Marketing emails remain a tried, true, and effective way to reach a targeted audience. It has a high return on investment and is open to businesses large and small. The hard part is getting your potential customers to share their email address. However, creating successful campaigns that get even 25% of your email recipients to open the emails is also a challenge. Here’s how to start a successful email marketing campaign in 6 steps.
Determine Your Goals
You’re only going to hit a target if you establish it. Is your goal to attract warm leads and nurture them until they’re loyal customers? Is your goal to increase current customer engagement to keep them buying year over year? Do you want to bring people to your website to generate hits and the associated online ad revenue? Are you trying to promote specific seasonal products?
You may have several such overarching goals for your marketing department, but also goals beyond growing your email list and sending out cookie-cutter marketing content. Establish your goals for every single campaign, because it affects every subsequent decision.
Choose the Right Platform
An email marketing platform allows you to send out curated email messages or content to your email list. Your customer relationship management system may provide this functionality as part of its toolkit, or you may need to adopt a different email marketing platform. The right tool for you will depend on the features it has versus what you need and the price you pay to use it. Make sure that the option you choose will scale up as your company grows. For example, simpler ones let you use existing templates to create emails and send them to specific market segments. A blogger maintaining an email list or small nonprofit may find this sufficient.
The more advanced options have email triggers and auto-responders. For example, you could automatically send someone an email after they’ve abandoned the shopping cart, increasing the odds they come back and complete the transaction. If you’re creating self-sustaining email lists and engaging with clients primarily via email, you need the more advanced features.
Collect the Necessary Data
Collecting email addresses is only the first step to a successful marketing campaign, but it’s far from enough. You also want to get their key personal and demographic information. Learn their name so you can send personalized messages. Ask about their name, their interests, and their goals so that you can send them relevant content.
If you have a good customer relationship management system, you may already have some of this information based on their purchase history and data collected when they contacted sales or customer support. This is why you can start building your customer email database using the contacts already in your database.
Consolidate contacts so that everything is in a single database so that everyone is working off the same data set. Don’t have a separate contact management system and eCommerce module, each with their own version of the customer profile including potentially different email addresses.

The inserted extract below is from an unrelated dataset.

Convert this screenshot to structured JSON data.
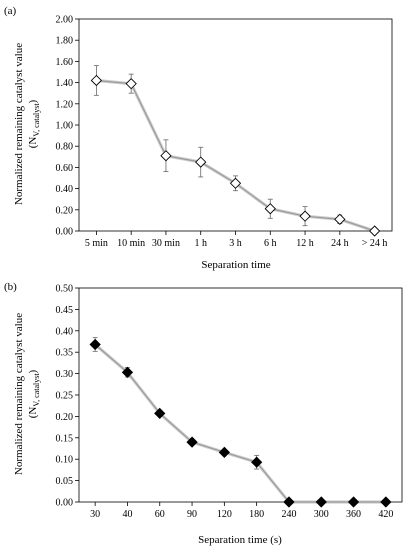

You should also create useful and usable segments for your email lists. This could be demographic, geographic, or interest-based. Geographic emails are essential to sending emails to people in driving distance to your new store. Use demographic information to send them content that’s relevant to a given age group or in the correct language.
You can take it to the next level by tying customer information to their purchase history. Where is this person in the sales funnel? When did they make their first purchase and their most recent one? How often do they buy from you and how much?

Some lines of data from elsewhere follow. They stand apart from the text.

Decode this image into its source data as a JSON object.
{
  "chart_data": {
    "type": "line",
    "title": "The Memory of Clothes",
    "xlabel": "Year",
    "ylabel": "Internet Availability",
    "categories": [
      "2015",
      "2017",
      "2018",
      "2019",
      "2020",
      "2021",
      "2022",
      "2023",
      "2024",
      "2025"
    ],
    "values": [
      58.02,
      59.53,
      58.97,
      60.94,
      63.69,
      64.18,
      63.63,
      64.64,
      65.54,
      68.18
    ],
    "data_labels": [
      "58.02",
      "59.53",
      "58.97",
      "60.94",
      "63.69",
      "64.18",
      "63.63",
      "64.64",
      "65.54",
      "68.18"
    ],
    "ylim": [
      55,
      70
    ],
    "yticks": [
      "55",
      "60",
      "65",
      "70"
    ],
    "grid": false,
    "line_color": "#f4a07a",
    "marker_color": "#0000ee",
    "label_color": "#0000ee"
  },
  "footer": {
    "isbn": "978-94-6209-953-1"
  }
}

Grow and Maintain Your Email List
Suppose you’ve mined your various databases to create a singular customer email list with related data. A fraction of these email addresses will be stale. Give customers a reason to maintain their email address in your system, such as giving them compelling content. Consider putting a call-to-action button on the bottom of engaging articles so that people sign up to receive the next, related article, and make it easy to subscribe.

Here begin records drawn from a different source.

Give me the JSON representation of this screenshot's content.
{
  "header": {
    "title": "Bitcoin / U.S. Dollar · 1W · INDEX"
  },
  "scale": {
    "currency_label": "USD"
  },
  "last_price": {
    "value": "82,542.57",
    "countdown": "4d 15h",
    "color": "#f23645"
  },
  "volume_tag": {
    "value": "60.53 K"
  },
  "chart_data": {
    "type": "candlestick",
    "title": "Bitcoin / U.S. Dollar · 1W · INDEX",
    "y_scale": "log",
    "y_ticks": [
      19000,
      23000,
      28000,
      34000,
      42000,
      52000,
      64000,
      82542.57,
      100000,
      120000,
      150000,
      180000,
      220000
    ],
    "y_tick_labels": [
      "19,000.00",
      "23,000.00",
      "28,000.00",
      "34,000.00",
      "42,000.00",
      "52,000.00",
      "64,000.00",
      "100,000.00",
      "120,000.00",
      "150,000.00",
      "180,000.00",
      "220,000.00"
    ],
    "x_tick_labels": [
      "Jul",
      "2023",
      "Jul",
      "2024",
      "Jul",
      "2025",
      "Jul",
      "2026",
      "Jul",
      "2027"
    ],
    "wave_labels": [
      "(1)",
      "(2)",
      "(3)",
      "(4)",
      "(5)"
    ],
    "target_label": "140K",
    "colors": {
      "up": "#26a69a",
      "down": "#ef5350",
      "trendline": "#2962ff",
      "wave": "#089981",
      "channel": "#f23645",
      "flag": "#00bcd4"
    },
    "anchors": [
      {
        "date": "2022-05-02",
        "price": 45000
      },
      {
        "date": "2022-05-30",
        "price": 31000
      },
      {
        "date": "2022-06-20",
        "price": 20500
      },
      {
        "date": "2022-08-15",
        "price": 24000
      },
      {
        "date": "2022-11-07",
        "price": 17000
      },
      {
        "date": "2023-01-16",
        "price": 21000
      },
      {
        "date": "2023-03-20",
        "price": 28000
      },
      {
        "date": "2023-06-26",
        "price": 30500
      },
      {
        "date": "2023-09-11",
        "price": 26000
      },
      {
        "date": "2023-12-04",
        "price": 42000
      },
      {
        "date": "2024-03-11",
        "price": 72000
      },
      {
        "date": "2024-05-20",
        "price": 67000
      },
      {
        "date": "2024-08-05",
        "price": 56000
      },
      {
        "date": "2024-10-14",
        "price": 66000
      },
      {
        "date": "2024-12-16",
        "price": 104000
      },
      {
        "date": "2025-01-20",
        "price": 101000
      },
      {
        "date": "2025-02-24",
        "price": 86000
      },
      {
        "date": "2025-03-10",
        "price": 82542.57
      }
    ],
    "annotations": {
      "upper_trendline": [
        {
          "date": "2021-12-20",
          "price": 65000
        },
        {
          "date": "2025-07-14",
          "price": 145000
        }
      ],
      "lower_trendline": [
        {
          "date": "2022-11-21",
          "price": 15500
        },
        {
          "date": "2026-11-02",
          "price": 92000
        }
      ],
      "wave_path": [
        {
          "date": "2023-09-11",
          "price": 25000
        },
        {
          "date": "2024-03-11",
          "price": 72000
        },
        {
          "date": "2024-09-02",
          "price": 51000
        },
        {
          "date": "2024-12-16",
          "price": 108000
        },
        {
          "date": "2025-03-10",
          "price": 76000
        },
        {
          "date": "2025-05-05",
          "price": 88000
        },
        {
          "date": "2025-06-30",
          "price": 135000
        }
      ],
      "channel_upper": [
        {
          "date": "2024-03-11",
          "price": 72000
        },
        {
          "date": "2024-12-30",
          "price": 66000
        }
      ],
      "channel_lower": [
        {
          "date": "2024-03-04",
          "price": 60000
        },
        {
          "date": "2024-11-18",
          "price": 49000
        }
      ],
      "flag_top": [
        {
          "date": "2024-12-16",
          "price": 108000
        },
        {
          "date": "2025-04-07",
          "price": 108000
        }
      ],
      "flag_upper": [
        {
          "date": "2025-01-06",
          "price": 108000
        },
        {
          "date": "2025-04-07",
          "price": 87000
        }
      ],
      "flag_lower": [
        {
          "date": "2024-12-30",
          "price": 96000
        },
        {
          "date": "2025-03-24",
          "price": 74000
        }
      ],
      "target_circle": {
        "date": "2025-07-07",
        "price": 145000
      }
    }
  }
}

You need to give visitors a reason to give you a valid email address. For example, you could give them “gated” assets. You could require them to sign up with a valid email address so that they can receive an industry white paper or coupon codes emailed to them, for instance. On the other hand, you need to reassure them that you’re not going to spam them and avoid accidentally doing so.
Send content as often as they’re interested. Consider asking them if they want emails weekly, biweekly, or monthly, then respect their wishes. For example, you shouldn’t send them 4 emails on the first of the month when they are asked to only be emailed monthly.
Create Your Campaigns
Once you have email lists and the associated customer data, you know that you can send tailored emails to a given audience. Remember that your email needs to be designed to grab their attention and provide value if you want the message to be effective.
This starts with a header that gives them a reason to open it instead of deleting it. Better yet, add a pre-header that will show up in many email applications, giving them additional information. Then there is the body of the email. Give them a reason to read and keep reading. Ideally, you will lead them to click the call to action button or hit a link at the end of the message.
You need to create a new email for every campaign, though these may be based on templates or previously successful marketing emails. Compare the email opening rates and click-through rates to find out which campaigns actually were successful.
A side benefit of using templates is that it ensures you include the opt-out option at the bottom of every message that’s legally required to comply with anti-spam laws. You could add social media links or contact emails in addition to the signature line, too.
If you follow these few simple steps, you should be on your way to building your first successful campaign. Make sure that you always focus on gathering and analyzing data, and fine tune your efforts so that you can consistently do more with less.